Der Kläger erhielt für S zunächst antragsgemäß Kindergeld, nachdem er bereits im Oktober 2003 bei der Beklagten und Revisionsklägerin (Familienkasse) eine Bescheinigung über den Beginn der Berufsausbildung vorgelegt hatte. Mit Bescheid vom 26. Oktober 2004 wurde die Festsetzung zunächst ab November 2004 aufgehoben, weil das Kind nicht mehr in seinem, des Klägers Haushalt lebe und die Kindesmutter den überwiegenden Barunterhalt für das Kind leiste. Dieser Bescheid ist bestandskräftig.
Mit weiterem Bescheid vom 21. Juni 2005 hob die Familienkasse die Festsetzung auch für den Zeitraum Mai 2004 bis Oktober 2004 auf und forderte das Kindergeld für die Monate Mai bis September in Höhe von 770 € zurück. Auf eine Rückzahlung für Oktober 2004 verzichtete sie, weil der Kläger das Kindergeld an S weitergeleitet hatte.

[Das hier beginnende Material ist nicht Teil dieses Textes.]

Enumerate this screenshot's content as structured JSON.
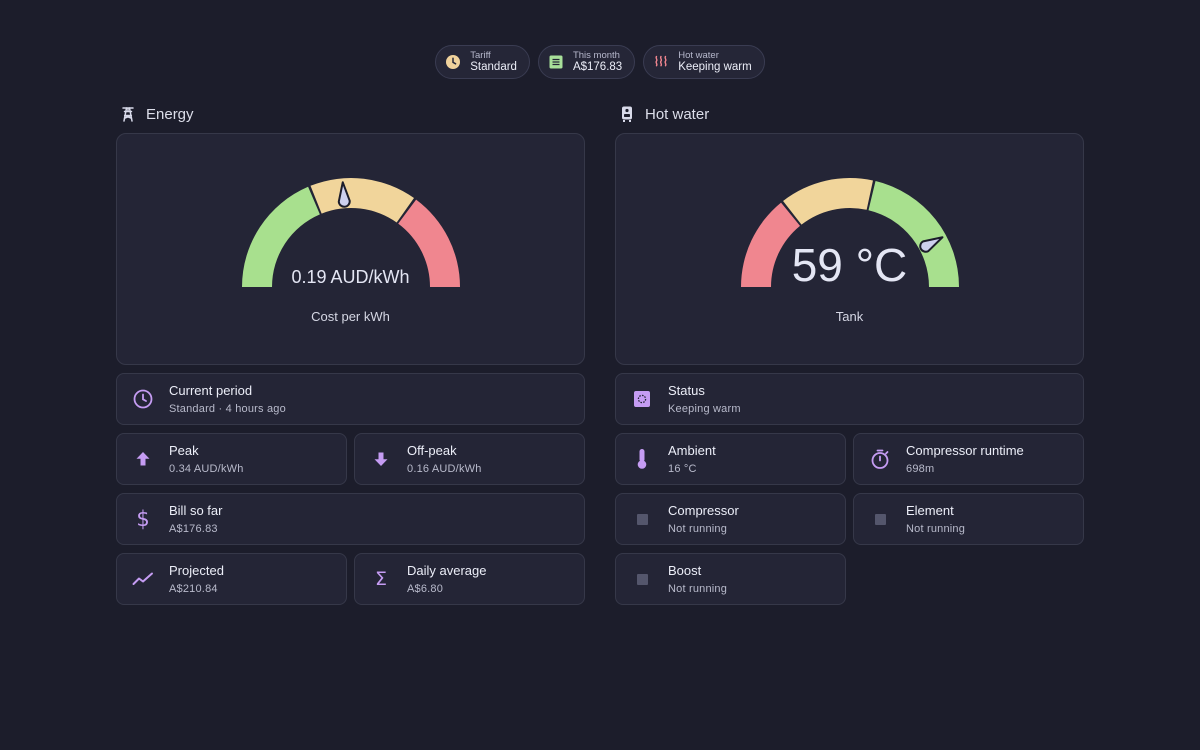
{
  "chips": [
    {
      "label": "Tariff",
      "value": "Standard",
      "icon": "clock-icon",
      "color": "#f0d29c"
    },
    {
      "label": "This month",
      "value": "A$176.83",
      "icon": "receipt-icon",
      "color": "#a8e09a"
    },
    {
      "label": "Hot water",
      "value": "Keeping warm",
      "icon": "heat-waves-icon",
      "color": "#f0868f"
    }
  ],
  "energy": {
    "title": "Energy",
    "gauge": {
      "value_text": "0.19 AUD/kWh",
      "label": "Cost per kWh",
      "value": 0.19,
      "min": 0,
      "max": 0.4,
      "segments": [
        {
          "from": 0,
          "to": 0.15,
          "color": "#a8e08e"
        },
        {
          "from": 0.15,
          "to": 0.28,
          "color": "#f1d59b"
        },
        {
          "from": 0.28,
          "to": 0.4,
          "color": "#f0868f"
        }
      ]
    },
    "current_period": {
      "name": "Current period",
      "value": "Standard · 4 hours ago"
    },
    "peak": {
      "name": "Peak",
      "value": "0.34 AUD/kWh"
    },
    "offpeak": {
      "name": "Off-peak",
      "value": "0.16 AUD/kWh"
    },
    "bill": {
      "name": "Bill so far",
      "value": "A$176.83"
    },
    "projected": {
      "name": "Projected",
      "value": "A$210.84"
    },
    "daily": {
      "name": "Daily average",
      "value": "A$6.80"
    }
  },
  "hotwater": {
    "title": "Hot water",
    "gauge": {
      "value_text": "59 °C",
      "label": "Tank",
      "value": 59,
      "min": 0,
      "max": 70,
      "segments": [
        {
          "from": 0,
          "to": 20,
          "color": "#f0868f"
        },
        {
          "from": 20,
          "to": 40,
          "color": "#f1d59b"
        },
        {
          "from": 40,
          "to": 70,
          "color": "#a8e08e"
        }
      ]
    },
    "status": {
      "name": "Status",
      "value": "Keeping warm"
    },
    "ambient": {
      "name": "Ambient",
      "value": "16 °C"
    },
    "runtime": {
      "name": "Compressor runtime",
      "value": "698m"
    },
    "compressor": {
      "name": "Compressor",
      "value": "Not running"
    },
    "element": {
      "name": "Element",
      "value": "Not running"
    },
    "boost": {
      "name": "Boost",
      "value": "Not running"
    }
  },
  "colors": {
    "accent": "#c59cf3",
    "needle": "#cdd0ee",
    "inactive": "#54566c"
  }
}
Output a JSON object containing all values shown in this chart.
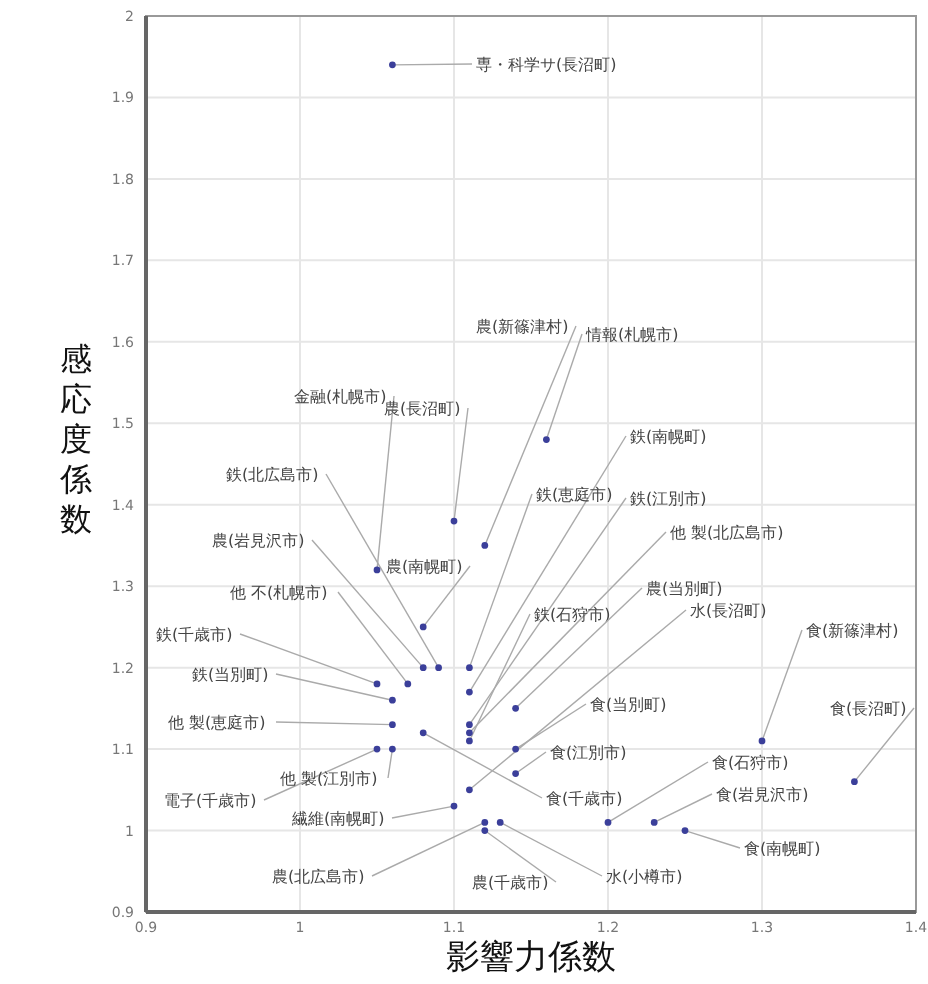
{
  "chart_data": {
    "type": "scatter",
    "xlabel": "影響力係数",
    "ylabel": "感応度係数",
    "xlim": [
      0.9,
      1.4
    ],
    "xticks": [
      0.9,
      1,
      1.1,
      1.2,
      1.3,
      1.4
    ],
    "ylim": [
      0.9,
      2
    ],
    "yticks": [
      0.9,
      1,
      1.1,
      1.2,
      1.3,
      1.4,
      1.5,
      1.6,
      1.7,
      1.8,
      1.9,
      2
    ],
    "grid": true,
    "marker": "circle",
    "series": [
      {
        "color": "#3b3f9a",
        "x": [
          1.06,
          1.12,
          1.16,
          1.05,
          1.1,
          1.11,
          1.09,
          1.11,
          1.11,
          1.11,
          1.08,
          1.08,
          1.07,
          1.11,
          1.14,
          1.11,
          1.3,
          1.05,
          1.06,
          1.14,
          1.06,
          1.14,
          1.36,
          1.05,
          1.2,
          1.06,
          1.08,
          1.23,
          1.1,
          1.25,
          1.12,
          1.12,
          1.13
        ],
        "values": [
          1.94,
          1.35,
          1.48,
          1.32,
          1.38,
          1.17,
          1.2,
          1.2,
          1.13,
          1.12,
          1.2,
          1.25,
          1.18,
          1.11,
          1.15,
          1.05,
          1.11,
          1.18,
          1.16,
          1.1,
          1.13,
          1.07,
          1.06,
          1.1,
          1.01,
          1.1,
          1.12,
          1.01,
          1.03,
          1.0,
          1.01,
          1.0,
          1.01
        ]
      }
    ],
    "annotations": [
      {
        "text": "専・科学サ(長沼町)",
        "x": 1.06,
        "y": 1.94
      },
      {
        "text": "農(新篠津村)",
        "x": 1.12,
        "y": 1.35
      },
      {
        "text": "情報(札幌市)",
        "x": 1.16,
        "y": 1.48
      },
      {
        "text": "金融(札幌市)",
        "x": 1.05,
        "y": 1.32
      },
      {
        "text": "農(長沼町)",
        "x": 1.1,
        "y": 1.38
      },
      {
        "text": "鉄(南幌町)",
        "x": 1.11,
        "y": 1.17
      },
      {
        "text": "鉄(北広島市)",
        "x": 1.09,
        "y": 1.2
      },
      {
        "text": "鉄(恵庭市)",
        "x": 1.11,
        "y": 1.2
      },
      {
        "text": "鉄(江別市)",
        "x": 1.11,
        "y": 1.13
      },
      {
        "text": "他 製(北広島市)",
        "x": 1.11,
        "y": 1.12
      },
      {
        "text": "農(岩見沢市)",
        "x": 1.08,
        "y": 1.2
      },
      {
        "text": "農(南幌町)",
        "x": 1.08,
        "y": 1.25
      },
      {
        "text": "他 不(札幌市)",
        "x": 1.07,
        "y": 1.18
      },
      {
        "text": "鉄(石狩市)",
        "x": 1.11,
        "y": 1.11
      },
      {
        "text": "農(当別町)",
        "x": 1.14,
        "y": 1.15
      },
      {
        "text": "水(長沼町)",
        "x": 1.11,
        "y": 1.05
      },
      {
        "text": "食(新篠津村)",
        "x": 1.3,
        "y": 1.11
      },
      {
        "text": "鉄(千歳市)",
        "x": 1.05,
        "y": 1.18
      },
      {
        "text": "鉄(当別町)",
        "x": 1.06,
        "y": 1.16
      },
      {
        "text": "食(当別町)",
        "x": 1.14,
        "y": 1.1
      },
      {
        "text": "他 製(恵庭市)",
        "x": 1.06,
        "y": 1.13
      },
      {
        "text": "食(江別市)",
        "x": 1.14,
        "y": 1.07
      },
      {
        "text": "食(長沼町)",
        "x": 1.36,
        "y": 1.06
      },
      {
        "text": "電子(千歳市)",
        "x": 1.05,
        "y": 1.1
      },
      {
        "text": "食(石狩市)",
        "x": 1.2,
        "y": 1.01
      },
      {
        "text": "他 製(江別市)",
        "x": 1.06,
        "y": 1.1
      },
      {
        "text": "食(千歳市)",
        "x": 1.08,
        "y": 1.12
      },
      {
        "text": "食(岩見沢市)",
        "x": 1.23,
        "y": 1.01
      },
      {
        "text": "繊維(南幌町)",
        "x": 1.1,
        "y": 1.03
      },
      {
        "text": "食(南幌町)",
        "x": 1.25,
        "y": 1.0
      },
      {
        "text": "農(北広島市)",
        "x": 1.12,
        "y": 1.01
      },
      {
        "text": "農(千歳市)",
        "x": 1.12,
        "y": 1.0
      },
      {
        "text": "水(小樽市)",
        "x": 1.13,
        "y": 1.01
      }
    ]
  }
}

Der nach erfolglosem Vorverfahren erhobenen Klage gab das Finanzgericht (FG) durch Urteil vom 16. Juni 2006 1 K 303/05 (Entscheidungen der Finanzgerichte 2006, 1595) statt. S habe sich am 9. Februar 2004 bei der Bundesagentur für Arbeit als Arbeitsuchender gemeldet. Aus § 32 Abs. 4 Satz 1 Nr. 1 des Einkommensteuergesetzes (EStG) ergebe sich nicht, dass die Arbeitslosmeldung kontinuierlich zu wiederholen sei. Die automatische Löschung als Arbeitsuchender führe nicht zum Wegfall des Anspruchs, zumal weder das Kind noch der Kläger über die beabsichtigte Löschung informiert worden seien und ihnen auch keine Gelegenheit eingeräumt worden sei, die Löschung bei schuldlosem Verhalten rückwirkend zu beseitigen. S sei dem Beratungsgespräch nicht schuldhaft ferngeblieben. Der Kläger habe unwiderlegt vorgetragen, sein Sohn habe die Aufforderungen zur Arbeitsberatung nicht erhalten. Selbst wenn S nur deshalb vom Beratungstermin keine Kenntnis gehabt habe, weil er sich ohne Benachrichtigung der Agentur für Arbeit vorübergehend nicht in seiner Wohnung, sondern bei seiner Schwester in X aufgehalten habe, könne dies nicht zum Wegfall des Kindergeldanspruchs führen.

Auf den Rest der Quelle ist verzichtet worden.